Refn semble atteindre les limites de son cinéma contemplatif et stylisé à l’extrême...
Par où commencer… j’ai attendu de pied ferme Only God Forgives dès le stade du simple projet, et l’attente ne fit que croître au fil de teaser et autres BA pour le moins salivantes ; l’idée d’observer à nouveau le duo Refn/Gosling dans un Drive-like (mais bien entendu différent) était donc foutrement emballante, et rien n’aurait su altérer mon espoir de me prendre une nouvelle claque.
Néanmoins, un détail m’aura tout ce temps partiellement échappé, à savoir l’annonce d’un film ayant des similitudes avec une autre réalisation du cinéaste danois, j’ai nommé l’atypique (par excellence) Valhalla Rising.
Et force est de constater qu’en réalité Only God Forgives tient plus de cet ovni cinématographique que de Drive, dont il conserve avant tout la face taciturne de Ryan Gosling (et assurément la violence, qui est une récurrence savamment utilisée chez Refn).
Et je dois ainsi reconnaitre que si je n’avais pas pris pleinement conscience de cette éventualité, le visionnage d’Only God Forgives n’en aurait été alors que plus décevant ; il semblerait donc juste de parler d’une semi-déception, mais qui n’est au final pas si surprenant, d’autant que le fait d’avoir déjà vu Valhalla Rising l’atténue en partie.
On peut donc débuter par les ressemblances frappantes entre les deux œuvres, Only God Forgives du haut de ses 1h30 de durée en paraissant le double, tant le rythme est cruellement lent ; on retrouve donc ici le parti pris du cinéaste pour de longs plans délestés de tout dialogue (en grande majorité tout du moins), ce qui ne manque pas d’alourdir la chose.
Et, en toute logique, ceci a pour conséquence de saborder (si l’on puis dire) une intrigue (certes légère) mais tout de même emballante de base, mais qui de par cette carence en répliques donne à l’ensemble un air de vide ambiant ; par extension, les personnages sont également sous-exploités, ce qui est franchement dommage vu le charisme extraordinaire dégagé par le duo Gosling (parfait en anti-héros sombre et d’apparence complexe) / Pansringarm (figure surprise de ce long-métrage, tant son rôle d’ange de la justice est percutant).
Dans un même ordre d’idée, la présence à l’écran de Kristin Scott Thomas rappel la force d’interprétation d’un casting somme tout excellent, cette dernière campant une Crystal incontournable bien que détestable, alors qu’elle bénéficie d’un lot (conséquent si l’on relativise) de répliques plutôt chocs dans le genre…

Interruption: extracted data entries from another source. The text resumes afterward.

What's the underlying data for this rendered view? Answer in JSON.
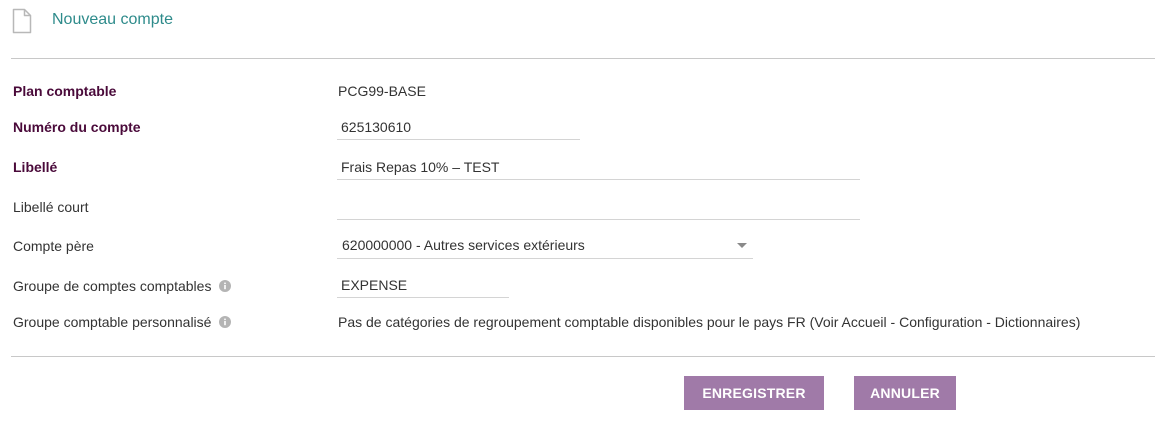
{
  "header": {
    "title": "Nouveau compte",
    "icon": "document-icon"
  },
  "form": {
    "plan": {
      "label": "Plan comptable",
      "value": "PCG99-BASE"
    },
    "account_number": {
      "label": "Numéro du compte",
      "value": "625130610"
    },
    "label_field": {
      "label": "Libellé",
      "value": "Frais Repas 10% – TEST"
    },
    "short_label": {
      "label": "Libellé court",
      "value": ""
    },
    "parent_account": {
      "label": "Compte père",
      "value": "620000000 - Autres services extérieurs"
    },
    "account_group": {
      "label": "Groupe de comptes comptables",
      "value": "EXPENSE",
      "icon": "info-icon"
    },
    "custom_group": {
      "label": "Groupe comptable personnalisé",
      "value": "Pas de catégories de regroupement comptable disponibles pour le pays FR (Voir Accueil - Configuration - Dictionnaires)",
      "icon": "info-icon"
    }
  },
  "buttons": {
    "save": "ENREGISTRER",
    "cancel": "ANNULER"
  },
  "colors": {
    "title": "#2e8b8b",
    "required_label": "#4a0a3a",
    "button": "#a07aa8",
    "divider": "#c8c8c8"
  }
}
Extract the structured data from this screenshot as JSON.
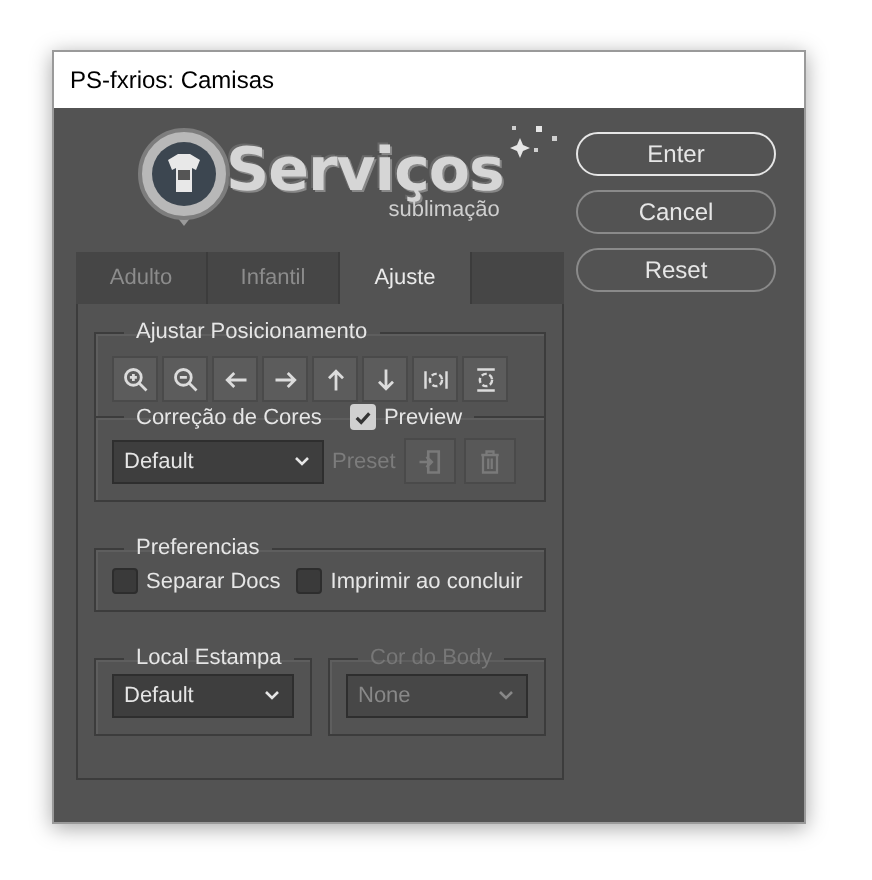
{
  "window": {
    "title": "PS-fxrios: Camisas"
  },
  "logo": {
    "title": "Serviços",
    "subtitle": "sublimação"
  },
  "buttons": [
    {
      "label": "Enter",
      "default": true
    },
    {
      "label": "Cancel",
      "default": false
    },
    {
      "label": "Reset",
      "default": false
    }
  ],
  "tabs": [
    {
      "label": "Adulto",
      "selected": false
    },
    {
      "label": "Infantil",
      "selected": false
    },
    {
      "label": "Ajuste",
      "selected": true
    }
  ],
  "position_group": {
    "title": "Ajustar Posicionamento",
    "tools": [
      {
        "kind": "zoom-in"
      },
      {
        "kind": "zoom-out"
      },
      {
        "kind": "left"
      },
      {
        "kind": "right"
      },
      {
        "kind": "up"
      },
      {
        "kind": "down"
      },
      {
        "kind": "fit-width"
      },
      {
        "kind": "fit-height"
      }
    ]
  },
  "color_group": {
    "title": "Correção de Cores",
    "preview": {
      "label": "Preview",
      "checked": true
    },
    "preset_select": {
      "value": "Default"
    },
    "preset_label": "Preset",
    "preset_actions_disabled": true
  },
  "preferences": {
    "title": "Preferencias",
    "checkboxes": [
      {
        "label": "Separar Docs",
        "checked": false
      },
      {
        "label": "Imprimir ao concluir",
        "checked": false
      }
    ]
  },
  "local_estampa": {
    "title": "Local Estampa",
    "value": "Default",
    "disabled": false
  },
  "cor_do_body": {
    "title": "Cor do Body",
    "value": "None",
    "disabled": true
  }
}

Rien à redire de ce côté-ci donc, si ce n’est un manque évident d’approfondissement allant de pair avec celui du scénario (qui fait malgré tout mieux que celui de Valhalla Rising).
Autrement, au niveau de points positifs, même constat qu’avec le susnommé, à savoir une mise en scène tout bonnement terrible, empreinte immanquable d’un Winding Refn n’ayant plus rien à prouver en la matière ; et pour compléter cette fresque certes proche de l’inertie mais somptueuse, on note une photographie et un jeu de lumières sans aucune comparaison, qui couplés à une BO tantôt pesante, tantôt sublime, confère à Only God Forgives une ambiance sans pareil.
Il en résulte donc une tension palpable, qui agrémente avec un certain brio ce long-métrage, qui trouve en partie là un regain de vie bienvenue.
Enfin au rang des satisfactions, figurent quelques (rares) scènes où la violence propre à Refn entre en scène : intransigeante, froide et implacable (cf. la scène de torture), celle-ci accompagne ainsi un rythme faisant mine de s’emballer avec soudaineté, fort contraste saisissant en résumé tant celui d’ensemble se veut lent au possible ; et dans un même sens, l’affrontement entre Julian et Chang est une sorte d’apothéose, la réalisation sans concession de Refn le rendant pour le moins dantesque.
Bref, Only God Forgives rejoint Valhalla Rising au rang des ovnis du cinéaste (on pourrait aussi citer Bronson), tant l’univers développé par celui-ci se veut atypique, hypnotique (ou ennuyeux à mourir pour certains).
Il est toutefois regrettable d’observer une intrigue sympathique réduite à bien peu de choses, Refn la délaissant au profit d’une ambiance déroutante ; aussi bien que les interprétations et la classe de l’ensemble sauve malgré tout les meubles, il faut bien reconnaître qu’Only God Forgives aurait pu être bien plus que cela.
Alors, même si celui-ci se veut plus abouti que Valhalla Rising, il semblerait que Refn ait atteint les limites du genre (pour ma part) ; le pari était une nouvelle fois osé, mais je ne rempilerai pas.